Heat the beef stock with the carrot, 3 thyme sprigs, and bay leaf. Pat the beef dry and season it with salt and pepper. Heat 3 tablespoons oil in a large heavy bottomed skillet over high heat. Fry the meat in batches so that it is browned on all sides. Lower the heat to medium and return all the meat to the pot. Add the onions and cook until they are soft, about 5 minutes. Pour in the cognac and cook until the alcohol has burned off, about 5 minutes. Add the beef stock, discarding the carrot, thyme sprigs, and bay leaf. Cook, partially covered, over a very low flame for 1 1/2 to 2 hours.

In a large skillet over medium heat, melt 3 tablespoons butter in the remaining 3 tablespoons olive oil. Add the mushrooms, garlic, and remaining 3 thyme sprigs and cook until the mushrooms are browned and cooked through. Remove from heat and set aside.

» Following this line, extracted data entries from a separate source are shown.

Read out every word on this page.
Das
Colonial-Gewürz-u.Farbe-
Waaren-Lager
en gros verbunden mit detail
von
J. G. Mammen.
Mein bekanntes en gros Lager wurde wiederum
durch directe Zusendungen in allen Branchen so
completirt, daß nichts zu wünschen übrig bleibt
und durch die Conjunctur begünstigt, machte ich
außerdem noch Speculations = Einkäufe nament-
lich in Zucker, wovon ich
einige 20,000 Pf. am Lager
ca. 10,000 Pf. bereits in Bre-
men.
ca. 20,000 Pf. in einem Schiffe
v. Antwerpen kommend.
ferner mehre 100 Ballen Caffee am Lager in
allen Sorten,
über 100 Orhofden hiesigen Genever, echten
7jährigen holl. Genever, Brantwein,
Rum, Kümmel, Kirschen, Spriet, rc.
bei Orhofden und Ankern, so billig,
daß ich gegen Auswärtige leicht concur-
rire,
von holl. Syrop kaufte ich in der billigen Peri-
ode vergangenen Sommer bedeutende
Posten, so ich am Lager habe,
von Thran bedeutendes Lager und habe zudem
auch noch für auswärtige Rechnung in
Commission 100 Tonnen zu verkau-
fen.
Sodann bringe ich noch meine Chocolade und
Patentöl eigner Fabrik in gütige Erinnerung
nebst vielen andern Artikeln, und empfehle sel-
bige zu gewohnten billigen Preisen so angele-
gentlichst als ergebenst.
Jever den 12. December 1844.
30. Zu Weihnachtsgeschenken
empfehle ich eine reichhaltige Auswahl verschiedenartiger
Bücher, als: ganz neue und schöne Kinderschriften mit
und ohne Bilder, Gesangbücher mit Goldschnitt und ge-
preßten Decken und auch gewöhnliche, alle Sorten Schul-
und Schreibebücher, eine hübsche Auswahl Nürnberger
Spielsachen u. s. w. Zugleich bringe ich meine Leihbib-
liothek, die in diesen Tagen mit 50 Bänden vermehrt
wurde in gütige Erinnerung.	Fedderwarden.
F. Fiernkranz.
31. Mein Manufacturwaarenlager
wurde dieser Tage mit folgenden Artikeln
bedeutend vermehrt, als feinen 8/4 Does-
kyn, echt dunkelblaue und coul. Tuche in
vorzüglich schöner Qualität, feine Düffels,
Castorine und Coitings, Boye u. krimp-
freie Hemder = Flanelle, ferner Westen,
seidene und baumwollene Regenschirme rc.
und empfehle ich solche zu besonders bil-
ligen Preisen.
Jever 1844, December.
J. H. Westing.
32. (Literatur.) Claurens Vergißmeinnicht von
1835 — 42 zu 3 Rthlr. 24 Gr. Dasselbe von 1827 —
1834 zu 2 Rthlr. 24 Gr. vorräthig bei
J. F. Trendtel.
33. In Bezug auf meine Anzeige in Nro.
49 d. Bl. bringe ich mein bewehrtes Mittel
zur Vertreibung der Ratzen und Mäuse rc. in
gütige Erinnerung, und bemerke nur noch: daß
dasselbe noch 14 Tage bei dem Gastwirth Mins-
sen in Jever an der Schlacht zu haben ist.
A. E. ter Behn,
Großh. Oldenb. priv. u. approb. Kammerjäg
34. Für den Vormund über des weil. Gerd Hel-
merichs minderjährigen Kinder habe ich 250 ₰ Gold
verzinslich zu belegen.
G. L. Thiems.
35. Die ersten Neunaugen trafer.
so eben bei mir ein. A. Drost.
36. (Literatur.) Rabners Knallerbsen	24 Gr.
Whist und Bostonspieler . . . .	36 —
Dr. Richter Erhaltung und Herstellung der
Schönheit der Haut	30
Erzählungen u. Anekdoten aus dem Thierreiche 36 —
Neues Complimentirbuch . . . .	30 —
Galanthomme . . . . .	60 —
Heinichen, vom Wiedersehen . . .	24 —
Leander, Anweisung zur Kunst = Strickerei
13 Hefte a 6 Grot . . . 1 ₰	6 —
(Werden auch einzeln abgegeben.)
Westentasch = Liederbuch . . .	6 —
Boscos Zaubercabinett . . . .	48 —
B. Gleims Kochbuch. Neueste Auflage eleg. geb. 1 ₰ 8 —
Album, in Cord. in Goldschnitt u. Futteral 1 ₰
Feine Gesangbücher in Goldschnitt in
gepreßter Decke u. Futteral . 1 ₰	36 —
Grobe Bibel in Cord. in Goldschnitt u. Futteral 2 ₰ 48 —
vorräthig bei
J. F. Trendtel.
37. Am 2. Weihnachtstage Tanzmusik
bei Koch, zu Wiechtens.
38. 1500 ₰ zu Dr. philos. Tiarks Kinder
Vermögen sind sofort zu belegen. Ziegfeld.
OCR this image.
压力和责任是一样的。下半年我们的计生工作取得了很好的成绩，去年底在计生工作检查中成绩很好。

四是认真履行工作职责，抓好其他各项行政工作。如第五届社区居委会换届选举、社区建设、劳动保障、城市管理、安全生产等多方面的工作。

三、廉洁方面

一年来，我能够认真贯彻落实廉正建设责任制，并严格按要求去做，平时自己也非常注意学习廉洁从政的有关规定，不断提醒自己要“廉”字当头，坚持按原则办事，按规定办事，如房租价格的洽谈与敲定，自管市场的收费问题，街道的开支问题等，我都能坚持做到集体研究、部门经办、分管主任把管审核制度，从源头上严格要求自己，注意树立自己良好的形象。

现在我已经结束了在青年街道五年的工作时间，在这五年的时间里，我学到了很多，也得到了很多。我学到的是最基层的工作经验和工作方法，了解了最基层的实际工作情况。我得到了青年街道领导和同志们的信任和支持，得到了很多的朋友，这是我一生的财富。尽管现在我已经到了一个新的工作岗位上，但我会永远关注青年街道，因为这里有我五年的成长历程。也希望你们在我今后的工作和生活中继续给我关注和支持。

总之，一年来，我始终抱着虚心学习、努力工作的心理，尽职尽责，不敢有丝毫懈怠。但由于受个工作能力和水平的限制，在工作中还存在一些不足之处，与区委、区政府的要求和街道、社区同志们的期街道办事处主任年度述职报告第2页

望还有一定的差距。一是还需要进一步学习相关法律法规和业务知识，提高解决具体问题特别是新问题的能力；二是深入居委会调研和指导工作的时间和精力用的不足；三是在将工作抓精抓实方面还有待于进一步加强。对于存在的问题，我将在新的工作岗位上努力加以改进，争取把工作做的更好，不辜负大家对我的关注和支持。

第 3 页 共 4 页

When the meat is done, remove it from the heat and fold in the mushrooms, sour cream, mustard, and parsley. Taste and adjust the seasoning with salt and pepper.

Meanwhile, cook the noodles in a large pot of boiling, salted water until tender. Drain the noodles well, toss with the remaining 2 tablespoons butter, and season with salt and pepper. Serve the stroganoff over the noodles; garnish with more sour cream and chopped parsley.